“Beatrice, I have come to say something serious to you to-night, and I want you to stop jesting and be as much in earnest as I am, for I,—I am terribly in earnest for once in my life. Bee,—I,—I feel as if I were going to be hung and do the deed myself.”

But his face was white as marble, and his voice shook as he continued:

“I am going to tell you something,—going to ask you something,—going to ask you to be my wife, but you must refuse.”

It was an odd way of putting it, and not at all what Everard had intended to do. He meant to tell her first and offer himself afterward as a mere form, but in his agitation and excitement he had just reversed it,—had told her he was there to ask her to marry him, and she must tell him no! and a look of scorn sprang to her eyes as she drew back from him and said, “You presume much on my good nature, when you tell me in one instant that you propose asking me to be your wife, and next that I must refuse you if you do. What reason have you to think I would accept you, pray?”

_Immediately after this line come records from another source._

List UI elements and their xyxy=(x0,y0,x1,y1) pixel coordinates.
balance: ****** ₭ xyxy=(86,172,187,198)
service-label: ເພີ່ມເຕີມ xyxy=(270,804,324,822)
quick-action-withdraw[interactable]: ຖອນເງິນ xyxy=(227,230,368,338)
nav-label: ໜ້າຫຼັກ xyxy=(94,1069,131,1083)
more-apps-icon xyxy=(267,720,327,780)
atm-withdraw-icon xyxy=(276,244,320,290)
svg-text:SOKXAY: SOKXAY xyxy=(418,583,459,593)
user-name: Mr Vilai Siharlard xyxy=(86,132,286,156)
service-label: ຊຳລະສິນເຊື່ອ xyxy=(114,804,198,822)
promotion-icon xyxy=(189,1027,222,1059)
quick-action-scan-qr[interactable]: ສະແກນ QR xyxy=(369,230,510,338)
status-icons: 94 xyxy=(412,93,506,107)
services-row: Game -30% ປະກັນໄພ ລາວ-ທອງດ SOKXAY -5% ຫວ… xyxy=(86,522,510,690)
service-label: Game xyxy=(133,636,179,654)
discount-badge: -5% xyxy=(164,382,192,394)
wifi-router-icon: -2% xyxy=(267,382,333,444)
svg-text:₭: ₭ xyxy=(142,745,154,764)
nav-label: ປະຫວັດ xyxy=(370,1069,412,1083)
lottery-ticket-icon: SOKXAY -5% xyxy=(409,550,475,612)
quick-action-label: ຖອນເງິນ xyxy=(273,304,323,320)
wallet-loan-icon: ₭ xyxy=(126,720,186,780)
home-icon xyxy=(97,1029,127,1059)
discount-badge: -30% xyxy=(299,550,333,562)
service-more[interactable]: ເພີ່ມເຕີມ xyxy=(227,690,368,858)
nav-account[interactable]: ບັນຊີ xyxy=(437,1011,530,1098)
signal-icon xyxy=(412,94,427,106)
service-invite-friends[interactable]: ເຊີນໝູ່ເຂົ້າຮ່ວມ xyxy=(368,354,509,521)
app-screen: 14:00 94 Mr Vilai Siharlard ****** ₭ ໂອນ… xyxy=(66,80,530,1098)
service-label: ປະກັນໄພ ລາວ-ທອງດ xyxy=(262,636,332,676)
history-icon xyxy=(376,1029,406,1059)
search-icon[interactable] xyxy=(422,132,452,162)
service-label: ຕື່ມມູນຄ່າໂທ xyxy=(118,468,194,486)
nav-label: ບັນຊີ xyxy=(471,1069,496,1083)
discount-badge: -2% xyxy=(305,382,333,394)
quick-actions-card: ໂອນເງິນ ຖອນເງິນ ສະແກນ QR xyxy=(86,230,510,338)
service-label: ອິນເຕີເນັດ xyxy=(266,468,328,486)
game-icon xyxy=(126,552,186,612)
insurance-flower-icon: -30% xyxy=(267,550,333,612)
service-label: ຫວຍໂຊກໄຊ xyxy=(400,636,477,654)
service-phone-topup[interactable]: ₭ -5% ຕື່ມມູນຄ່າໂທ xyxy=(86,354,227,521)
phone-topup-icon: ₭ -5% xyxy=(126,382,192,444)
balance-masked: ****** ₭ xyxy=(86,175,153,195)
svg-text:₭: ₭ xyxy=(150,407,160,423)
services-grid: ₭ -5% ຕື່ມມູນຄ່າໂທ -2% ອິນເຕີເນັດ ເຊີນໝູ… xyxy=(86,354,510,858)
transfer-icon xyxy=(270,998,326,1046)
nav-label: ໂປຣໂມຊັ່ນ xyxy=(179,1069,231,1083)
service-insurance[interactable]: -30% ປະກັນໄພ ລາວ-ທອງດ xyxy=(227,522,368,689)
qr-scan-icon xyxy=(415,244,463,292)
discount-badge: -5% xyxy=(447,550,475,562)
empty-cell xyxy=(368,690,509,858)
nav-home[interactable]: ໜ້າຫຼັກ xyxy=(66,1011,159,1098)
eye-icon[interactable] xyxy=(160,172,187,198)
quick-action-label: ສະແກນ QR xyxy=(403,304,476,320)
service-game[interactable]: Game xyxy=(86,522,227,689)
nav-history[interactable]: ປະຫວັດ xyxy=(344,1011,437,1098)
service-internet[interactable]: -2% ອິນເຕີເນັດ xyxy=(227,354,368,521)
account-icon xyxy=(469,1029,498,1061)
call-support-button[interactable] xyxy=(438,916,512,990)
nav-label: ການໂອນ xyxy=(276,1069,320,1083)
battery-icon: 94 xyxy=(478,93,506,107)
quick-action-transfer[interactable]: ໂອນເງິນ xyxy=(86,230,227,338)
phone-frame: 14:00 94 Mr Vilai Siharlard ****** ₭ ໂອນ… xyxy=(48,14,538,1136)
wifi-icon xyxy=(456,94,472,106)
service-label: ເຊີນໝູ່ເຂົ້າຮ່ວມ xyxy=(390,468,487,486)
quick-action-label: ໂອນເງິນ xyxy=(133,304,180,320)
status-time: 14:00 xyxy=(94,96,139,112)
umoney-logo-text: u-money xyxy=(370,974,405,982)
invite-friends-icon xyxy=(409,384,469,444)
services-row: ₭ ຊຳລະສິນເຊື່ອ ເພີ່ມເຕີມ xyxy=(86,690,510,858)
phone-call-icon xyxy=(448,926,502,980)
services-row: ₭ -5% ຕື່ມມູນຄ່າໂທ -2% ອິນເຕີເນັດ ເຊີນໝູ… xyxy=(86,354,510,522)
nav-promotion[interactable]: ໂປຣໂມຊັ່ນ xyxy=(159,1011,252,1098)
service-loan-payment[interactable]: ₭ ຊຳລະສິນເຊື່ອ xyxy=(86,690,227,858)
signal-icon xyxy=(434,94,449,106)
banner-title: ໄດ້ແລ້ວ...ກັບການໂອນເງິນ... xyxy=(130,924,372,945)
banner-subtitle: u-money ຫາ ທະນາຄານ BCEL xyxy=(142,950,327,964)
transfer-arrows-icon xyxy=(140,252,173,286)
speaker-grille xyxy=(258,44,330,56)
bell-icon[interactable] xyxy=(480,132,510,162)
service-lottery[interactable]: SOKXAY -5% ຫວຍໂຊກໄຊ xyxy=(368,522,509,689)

He knew she was indignant, and justly so, and he answered her with such a pleading pathos in his voice as disarmed her at once of her wrath.

“Don’t be angry with me, Bee. I have commenced all wrong. I believe my mind is not quite straight. I did not come to insult you. I came because I must come. I want you for a friend, such as I have not in all the world. I want your advice and sympathy. I want,—oh, I am the most wretched person living!”

And he seated himself upon the sofa, and sat with his face buried in his hands, while Beatrice stood looking at him a moment; then, going forward she laid her hand softly on his head, and said, “What is it, Everard? What is it you wish to tell me?”

Without looking up he answered her:

“Oh, Bee, I wish I were dead! Sit down beside me and listen to all I have to tell.”

She sat down beside him, and listened intently to the story Everard told her in full, concealing nothing where he was concerned, but shielding Josephine as far as was possible. Rosamond’s noble sacrifice of her hair was explained, and her mistake about Joe Fleming, who in her imagination still existed somewhere in whiskers and tall boots, and was the evil genius of Everard’s life. Here Beatrice laughed merrily once, then questioned Everard rapidly with regard to every particular of his marriage, and the family, and the girl. Where was she now and what was she like?